Law is focused on impacts to regular people, not experts. It doesn’t matter if an LLM is just “fancy autocomplete” or a “pattern engine” under the hood; if users perceive it as having humanlike qualities, and are then hurt by those qualities, the company has potential liability.
Unpredictability is not a defense. Alvaro states, “The Commission has historically not responded well to the idea that a company is not responsible for their product because that product is a “black box” that was unintelligible or difficult to test.”
Regulators and society at large will need companies to do much more to be transparent and accountable. He is concerned that the GPT-4 technical report excluded many of its technical details.
Finally, he opposes the idea that AI is an existentialist risk, stating that such ideas harm transparency and distract from the harms of today. (If you go by my grouping from Trusted #001, he would be an Ethicist.)
It’s a good speech, but in reality, much of how this plays out will likely be determined by court battles and legal precedents. The FTC hasn’t had a stellar record on actually implementing constraints on tech companies lately.
Quick Hits
The AI Impacts Blog publishes some preliminary findings from their “technological temptations” project, or technologies where a technology was feasible, but was not deployed due to ethical or safety reasons. Top three so far - nuclear power, geoengineering the environment to mitigate climate change, and human challenge trials for COVID.

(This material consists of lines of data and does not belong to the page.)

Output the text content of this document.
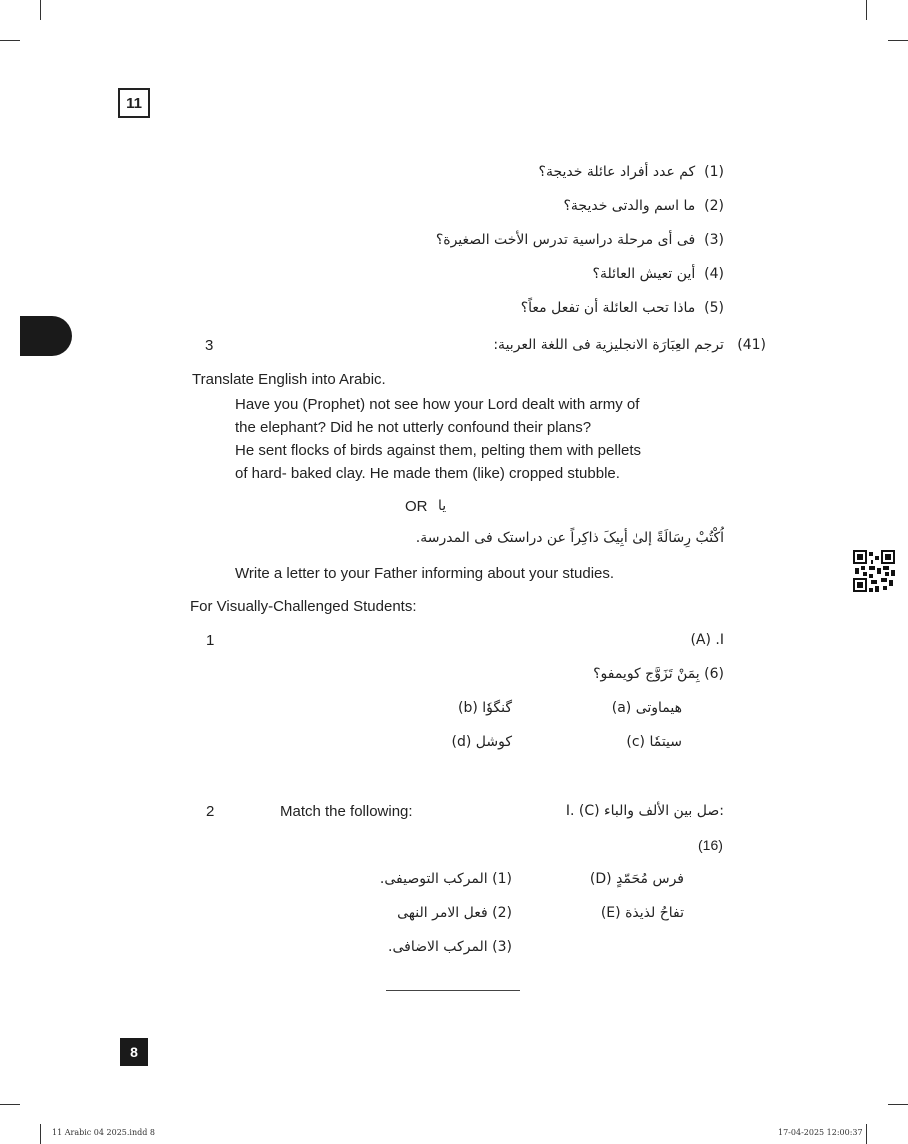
11
(1)  كم عدد أفراد عائلة خديجة؟
(2)  ما اسم والدتى خديجة؟
(3)  فى أى مرحلة دراسية تدرس الأخت الصغيرة؟
(4)  أين تعيش العائلة؟
(5)  ماذا تحب العائلة أن تفعل معاً؟
(41)   ترجم العِبَارَة الانجليزية فى اللغة العربية:
3
Translate English into Arabic.
Have you (Prophet) not see how your Lord dealt with army of
the elephant? Did he not utterly confound their plans?
He sent flocks of birds against them, pelting them with pellets
of hard- baked clay. He made them (like) cropped stubble.
OR يا
اُكْتُبْ رِسَالَةً إلىٰ أبِيکَ ذاکِراً عن دراستک فی المدرسة.
Write a letter to your Father informing about your studies.
For Visually-Challenged Students:
1	(A) .I
(6) بِمَنْ تَزَوَّج كويمفو؟
(a) هيماوتی
(b) گنگوٗا
(c) سیتمٗا
(d) کوشل
2	Match the following:	I. (C) صل بين الألف والباء:
(16)
(D) فرس مُحَمّدٍ
(E) تفاحُ لذيذة
(1) المركب التوصيفى.
(2) فعل الامر النهى
(3) المركب الاضافى.
8
11 Arabic 04 2025.indd 8	17-04-2025 12:00:37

The Gradient publishes some takeaways from the Stanford AI Index I mentioned last week. Items of interest to me:
While Chinese institutions publish many more AI papers than Western institutions, in a measurement of “significant” AI papers, the West has ~10x as many (~30 to 3).
New AI PhDs head to industry (65%) vs academia (28%) in 2021, with <1% going into government work; was tied in 2011, with ~5% in government.
SudoLang, a pseudocode specification for GPT-4.
Good interview with Sam Altman in the WSJ. (Non-paywall link, thanks Zvi)
Doug O’Laughlin has a good rundown/summary of the key foundational papers leading up to ChatGPT.
Google Brain and DeepMind are teaming up now. Contextually, it’s clear that Google processes held up releasing some of their products - would definitely not count them out going forward.
DataBricks releases their own finetuned version of LLaMA, Dolly 2.0. Similar to the other LLaMA derivatives, such as Alpaca, Vicuna, and GPT4All, but notable for being finetuned completely on internal text, which theoretically allows it to be used commercially. I expect to see many more like this pop up as the finetuning process appears to be relatively inexpensive.
Stanford researchers built a Sims or Dwarf Fortress-like simulation, with 25 simulated humans all controlled by an LLM and interacting with each other (paper and canned demo). It’s gotten some hype, but it doesn’t seem like a large improvement from previous simulations. Definitely generates better dialogue, though.
One Recommendation
I’ve just started reading Zvi Mowshowitz’s “Don’t Tell Me About the Vase” Substack, and wow. He’s been doing insanely comprehensive AI roundups that put my effort to shame. He also graciously linked and commented on my first post, so clearly he’s a man of good taste (or just very altruistic). Definitely go check him out.
In Closing
Last week was doomery, so let’s end with some ChatGPT humor (found on Reddit).
Big friendo vibes, all. Have a good weekend.
Standard disclaimer: All views presented are those of the author and do not represent the views of the U.S. government or any of its components.